While my childhood experiences with phases led me to believe them to always be negative, I now know that is not true.  We also go through times of feeling very connected to friends and family, to experiencing joy in our work, to feeling content with where life is.  These are experiences that may last a very long time or a very short time.  We never master balance with the positive or negative phases because life is always changing. The thing to remember is be where you are at the moment.   Enjoy the good phases that nourish you, storing up the awesome feelings you have now  for when a phase brings you down again. Remembering that life is like a see-saw, going up and down, helps during rough patches to know that things will once again go up.

So, what am I doing while I go through this flare and deal with frustrating menopausal symptoms?

  • I focus daily on what my overall goals in life are and share them with people who will help them blossom. 
  • I exercise my mind and body daily. 
  • I praise my body for all the wonderful things it does on a daily basis for me.
  • I make lists of wonderful things about myself. It’s funny how I can criticize myself for a tummy roll and then choose to focus on all that is great about myself and turn my whole mindset around.
  • For the most part I eat well, but sometimes lately I throw mental temper tantrums and eat outside of the diet that I know works for my individual body.  I haven’t even felt guilty about.  Sometimes it feels good to be a little rebellious!  (Thank you for that lesson too Robyn!) 
  • Remind myself of the life lessons I have learned in the past, “Be patient.  You are just going through a phase.”
Thank you Robyn for being who you are and for teaching me that life is always changing and that phases can be a wonderful thing because they are a part of what makes us strong enough to deal with the next negative phase and content enough to enjoy the current positive one.  Mom and Dad, thank you for reminding me to be patient when life doesn’t go as I see it should go in my mind.  

6 thoughts on “It’s Just a Phase

  1. Hope you get out of your flare quickly.

    Mine seem very food related – except for when they are weather related – or when they are “over doing” related – or when they are just because they are.

    So, like you said – it's all in our attitude.

    On the menopause note, make sure they check your ferritin level, not just the regular anemia test – that can be ok, when the ferritin is not. Threw me for a peri-menopausal loop before it was discovered.


  2. Karen


    Thank you for this post. I have been very curious about this disease and how it might affect my future.

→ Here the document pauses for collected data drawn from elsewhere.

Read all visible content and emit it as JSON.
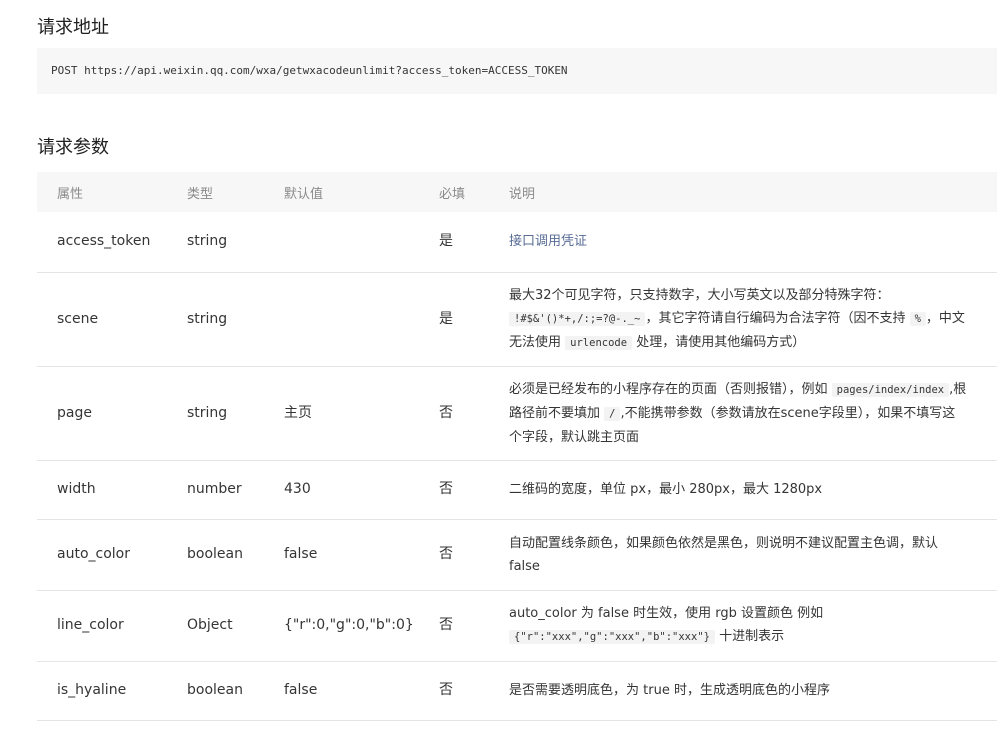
{
  "sections": {
    "url_heading": "请求地址",
    "params_heading": "请求参数"
  },
  "request_url": "POST https://api.weixin.qq.com/wxa/getwxacodeunlimit?access_token=ACCESS_TOKEN",
  "table": {
    "headers": [
      "属性",
      "类型",
      "默认值",
      "必填",
      "说明"
    ],
    "rows": [
      {
        "name": "access_token",
        "type": "string",
        "default": "",
        "required": "是",
        "desc_link": "接口调用凭证"
      },
      {
        "name": "scene",
        "type": "string",
        "default": "",
        "required": "是",
        "desc_a": "最大32个可见字符，只支持数字，大小写英文以及部分特殊字符：",
        "desc_code1": "!#$&'()*+,/:;=?@-._~",
        "desc_b": "，其它字符请自行编码为合法字符（因不支持",
        "desc_code2": "%",
        "desc_c": "，中文无法使用",
        "desc_code3": "urlencode",
        "desc_d": "处理，请使用其他编码方式）"
      },
      {
        "name": "page",
        "type": "string",
        "default": "主页",
        "required": "否",
        "desc_a": "必须是已经发布的小程序存在的页面（否则报错），例如",
        "desc_code1": "pages/index/index",
        "desc_b": ",根路径前不要填加",
        "desc_code2": "/",
        "desc_c": ",不能携带参数（参数请放在scene字段里），如果不填写这个字段，默认跳主页面"
      },
      {
        "name": "width",
        "type": "number",
        "default": "430",
        "required": "否",
        "desc": "二维码的宽度，单位 px，最小 280px，最大 1280px"
      },
      {
        "name": "auto_color",
        "type": "boolean",
        "default": "false",
        "required": "否",
        "desc": "自动配置线条颜色，如果颜色依然是黑色，则说明不建议配置主色调，默认 false"
      },
      {
        "name": "line_color",
        "type": "Object",
        "default": "{\"r\":0,\"g\":0,\"b\":0}",
        "required": "否",
        "desc_a": "auto_color 为 false 时生效，使用 rgb 设置颜色 例如",
        "desc_code1": "{\"r\":\"xxx\",\"g\":\"xxx\",\"b\":\"xxx\"}",
        "desc_b": "十进制表示"
      },
      {
        "name": "is_hyaline",
        "type": "boolean",
        "default": "false",
        "required": "否",
        "desc": "是否需要透明底色，为 true 时，生成透明底色的小程序"
      }
    ]
  }
}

Right now, I would say that I am (or have been) in remission. I am feeling good and testing my body's abilities, like with the monkey bars or running in minimalist shoes. But I got overexcited in my new VFFs and irritated a tendon in my heel and now my body is reminding me that we need to cooperate – I need to take it easy, to be patient and to really LISTEN when it tells me that I need to rest. I want to believe that I am “normal,” but I've been allowed to forget over the past few months that my RA is “forever”.

    Your strength is truly inspiring and gives me courage. Thank you for spreading your message through this blog.

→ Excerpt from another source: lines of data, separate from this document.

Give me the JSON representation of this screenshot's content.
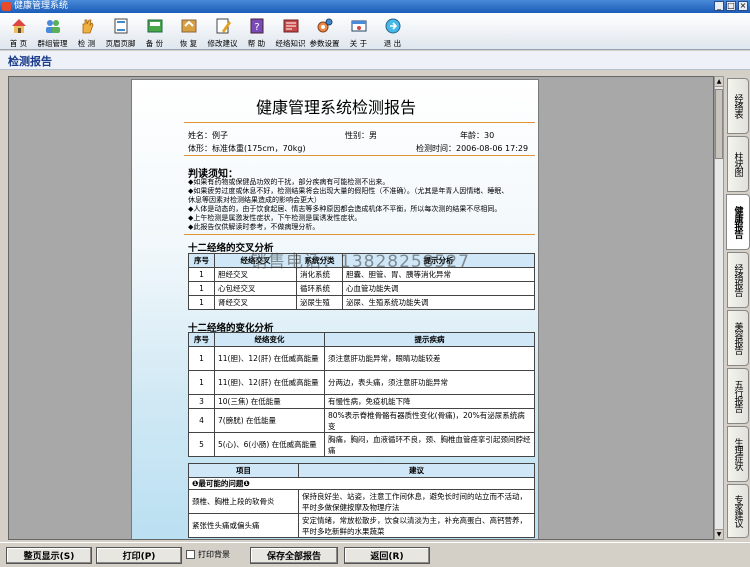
{
  "window": {
    "title": "健康管理系统"
  },
  "toolbar": [
    {
      "label": "首 页",
      "icon": "home-icon"
    },
    {
      "label": "群组管理",
      "icon": "group-icon"
    },
    {
      "label": "检 测",
      "icon": "hand-icon"
    },
    {
      "label": "页眉页脚",
      "icon": "page-icon"
    },
    {
      "label": "备 份",
      "icon": "backup-icon"
    },
    {
      "label": "恢 复",
      "icon": "restore-icon"
    },
    {
      "label": "修改建议",
      "icon": "edit-icon"
    },
    {
      "label": "帮 助",
      "icon": "help-icon"
    },
    {
      "label": "经络知识",
      "icon": "book-icon"
    },
    {
      "label": "参数设置",
      "icon": "gear-icon"
    },
    {
      "label": "关 于",
      "icon": "about-icon"
    },
    {
      "label": "退 出",
      "icon": "exit-icon"
    }
  ],
  "header": {
    "title": "检测报告"
  },
  "report": {
    "title": "健康管理系统检测报告",
    "name_label": "姓名：",
    "name": "例子",
    "gender_label": "性别：",
    "gender": "男",
    "age_label": "年龄：",
    "age": "30",
    "body_label": "体形：",
    "body": "标准体重(175cm，70kg)",
    "time_label": "检测时间：",
    "time": "2006-08-06 17:29",
    "notice_title": "判读须知：",
    "notice": [
      "◆如果有药物或保健品功效的干扰，部分疾病有可能检测不出来。",
      "◆如果疲劳过度或休息不好，检测结果将会出现大量的假阳性（不准确）。（尤其是年青人因情绪、睡眠、",
      "休息等因素对检测结果造成的影响会更大）",
      "◆人体是动态的，由于饮食起居、情志等多种原因都会造成机体不平衡，所以每次测的结果不尽相同。",
      "◆上午检测是属激发性症状，下午检测是属诱发性症状。",
      "◆此报告仅供解读时参考，不做病理分析。"
    ],
    "cross_title": "十二经络的交叉分析",
    "cross_headers": [
      "序号",
      "经络交叉",
      "系统分类",
      "提示分析"
    ],
    "cross_rows": [
      [
        "1",
        "胆经交叉",
        "消化系统",
        "胆囊、胆管、胃、胰等消化异常"
      ],
      [
        "1",
        "心包经交叉",
        "循环系统",
        "心血管功能失调"
      ],
      [
        "1",
        "肾经交叉",
        "泌尿生殖",
        "泌尿、生殖系统功能失调"
      ]
    ],
    "change_title": "十二经络的变化分析",
    "change_headers": [
      "序号",
      "经络变化",
      "提示疾病"
    ],
    "change_rows": [
      [
        "1",
        "11(胆)、12(肝) 在低威高能量",
        "须注意肝功能异常，眼睛功能较差"
      ],
      [
        "1",
        "11(胆)、12(肝) 在低威高能量",
        "分两边，表头痛，须注意肝功能异常"
      ],
      [
        "3",
        "10(三焦) 在低能量",
        "有慢性病，免疫机能下降"
      ],
      [
        "4",
        "7(膀胱) 在低能量",
        "80%表示脊椎骨骼有器质性变化(骨痛)，20%有泌尿系统病变"
      ],
      [
        "5",
        "5(心)、6(小肠) 在低威高能量",
        "胸痛，胸闷，血液循环不良，颈、胸椎血管痉挛引起颈间脖经痛"
      ]
    ],
    "advice_headers": [
      "项目",
      "建议"
    ],
    "advice_section": "❶最可能的问题❶",
    "advice_rows": [
      [
        "颈椎、胸椎上段的软骨炎",
        "保持良好坐、站姿，注意工作间休息，避免长时间的站立而不活动，平时多做保健按摩及物理疗法"
      ],
      [
        "紧张性头痛或偏头痛",
        "安定情绪，常放松散步，饮食以清淡为主，补充高蛋白、高钙营养，平时多吃新鲜的水果蔬菜"
      ]
    ]
  },
  "watermark": "销售电话：13828258527",
  "side_tabs": [
    "经络表",
    "柱状图",
    "健康报告",
    "经络报告",
    "美容报告",
    "五行报告",
    "生理症状",
    "专家建议"
  ],
  "active_tab": "健康报告",
  "buttons": {
    "fullpage": "整页显示(S)",
    "print": "打印(P)",
    "print_bg": "打印背景",
    "save_all": "保存全部报告",
    "back": "返回(R)"
  }
}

  3. Thanks Carla! I appreciate your kind words. My husband thinks this flare is caused by the humidity we have had. It is leaving tomorrow. Hopefully this flare goes with it. I hope you are doing well.


  4. Hi Susan,
    I am hoping mine is weather related. We have had a lot of humidity which does tend to cause joints to swell.

    Thanks for the ferratin tip. I need to schedule something soon. Are you seeing a functional medicine doctor?


  5. Karen,
    I always love your comments. 🙂

    Yes, you have to break into the VFF slowly. I have two pairs now and they both have holes in the exact same spot. 😦

    Keep doing all the amazing things you are doing and please keep sharing. It makes me happy to hear all that you are doing.